If I wanted to spend real money on a highway car it would be a 7 series BMW. But this P71 is pretty good for the money.

Posted by Picasa

Let's Go to Memphis in the Meantime

Throw some John Hiatt on and off to Memphis. I've been through a few times by car years ago and never stopped. I stopped this time, and stayed in their downtown, right across the street from a the Peabody Hotel, a very elegant place (too exepensive for me to stay at, but I did eat there and watch the parade of ducks. I stayed in the Holiday Inn Express, which was a renovated older hotel and pretty nice, but the Peabody it ain't).

The ducks spend their day in the lobby fountain, which was carved from a single piece of Italian marble, and is spectacular even without the ducks.
 I had dinner in the Peabody Hotel's 4 star French restaurant, Chez Philippe. I couldn't resist. There were snails, a tiny grouper ceviche (served in one mouthful on a Japanese soup spoon), frogs legs, lamb, a pinot noir that rocked, and a muscedet that rocked even more. Then a cheese tray for desert with a 20 year old port. It was an utterly perfect and decadent meal.
The view from my plate was this:

And the service was brilliant. I waited tables in a nice restaurant in college and really appreciate it when it's done well.

The Peabody is a unique, extremely elegant hotel with an interesting history, and you should visit it if you are in Memphis.
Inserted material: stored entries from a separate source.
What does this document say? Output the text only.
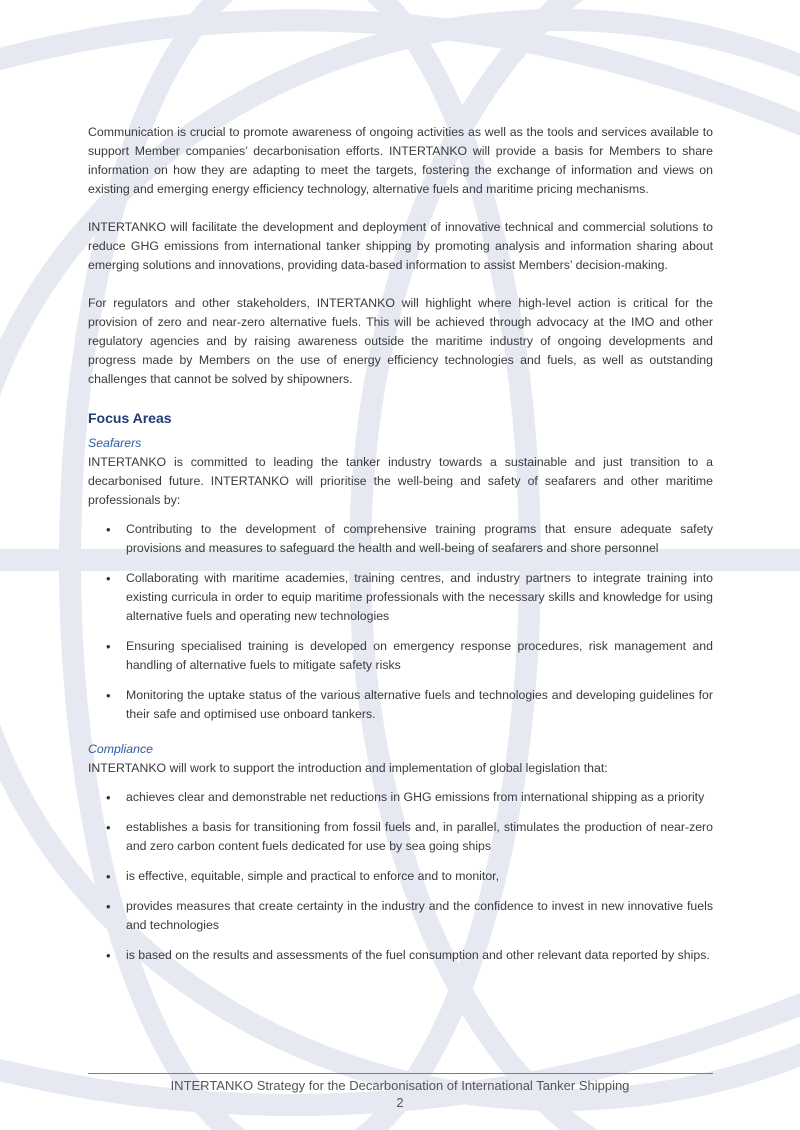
Communication is crucial to promote awareness of ongoing activities as well as the tools and services available to support Member companies’ decarbonisation efforts. INTERTANKO will provide a basis for Members to share information on how they are adapting to meet the targets, fostering the exchange of information and views on existing and emerging energy efficiency technology, alternative fuels and maritime pricing mechanisms.

INTERTANKO will facilitate the development and deployment of innovative technical and commercial solutions to reduce GHG emissions from international tanker shipping by promoting analysis and information sharing about emerging solutions and innovations, providing data-based information to assist Members’ decision-making.

For regulators and other stakeholders, INTERTANKO will highlight where high-level action is critical for the provision of zero and near-zero alternative fuels. This will be achieved through advocacy at the IMO and other regulatory agencies and by raising awareness outside the maritime industry of ongoing developments and progress made by Members on the use of energy efficiency technologies and fuels, as well as outstanding challenges that cannot be solved by shipowners.

Focus Areas

Seafarers

INTERTANKO is committed to leading the tanker industry towards a sustainable and just transition to a decarbonised future. INTERTANKO will prioritise the well-being and safety of seafarers and other maritime professionals by:

• Contributing to the development of comprehensive training programs that ensure adequate safety provisions and measures to safeguard the health and well-being of seafarers and shore personnel
• Collaborating with maritime academies, training centres, and industry partners to integrate training into existing curricula in order to equip maritime professionals with the necessary skills and knowledge for using alternative fuels and operating new technologies
• Ensuring specialised training is developed on emergency response procedures, risk management and handling of alternative fuels to mitigate safety risks
• Monitoring the uptake status of the various alternative fuels and technologies and developing guidelines for their safe and optimised use onboard tankers.

Compliance

INTERTANKO will work to support the introduction and implementation of global legislation that:

• achieves clear and demonstrable net reductions in GHG emissions from international shipping as a priority
• establishes a basis for transitioning from fossil fuels and, in parallel, stimulates the production of near-zero and zero carbon content fuels dedicated for use by sea going ships
• is effective, equitable, simple and practical to enforce and to monitor,
• provides measures that create certainty in the industry and the confidence to invest in new innovative fuels and technologies
• is based on the results and assessments of the fuel consumption and other relevant data reported by ships.
INTERTANKO Strategy for the Decarbonisation of International Tanker Shipping
2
After dinner I hit Beale Street, home of the blues. The blues give me the blues, so when I heard some Johnny Cash coming out of this place, in I went, and found a great band covering Cash and Bob Dylan. And doing both really well. I stayed for the night and they were great.

Memphis was pretty cool. Went to Graceland, and you've all seen the pictures of that place so I'll spare you mine. The Graceland handlers make sure you don't use flash photography, and they make sure there is no visiting any bathrooms in the mansion for fear you might sit on the King's throne.
On to Nashville, and then to the Shenandoa valley. Then Home, probably via Shepherdstown WV and Antietam  NMP.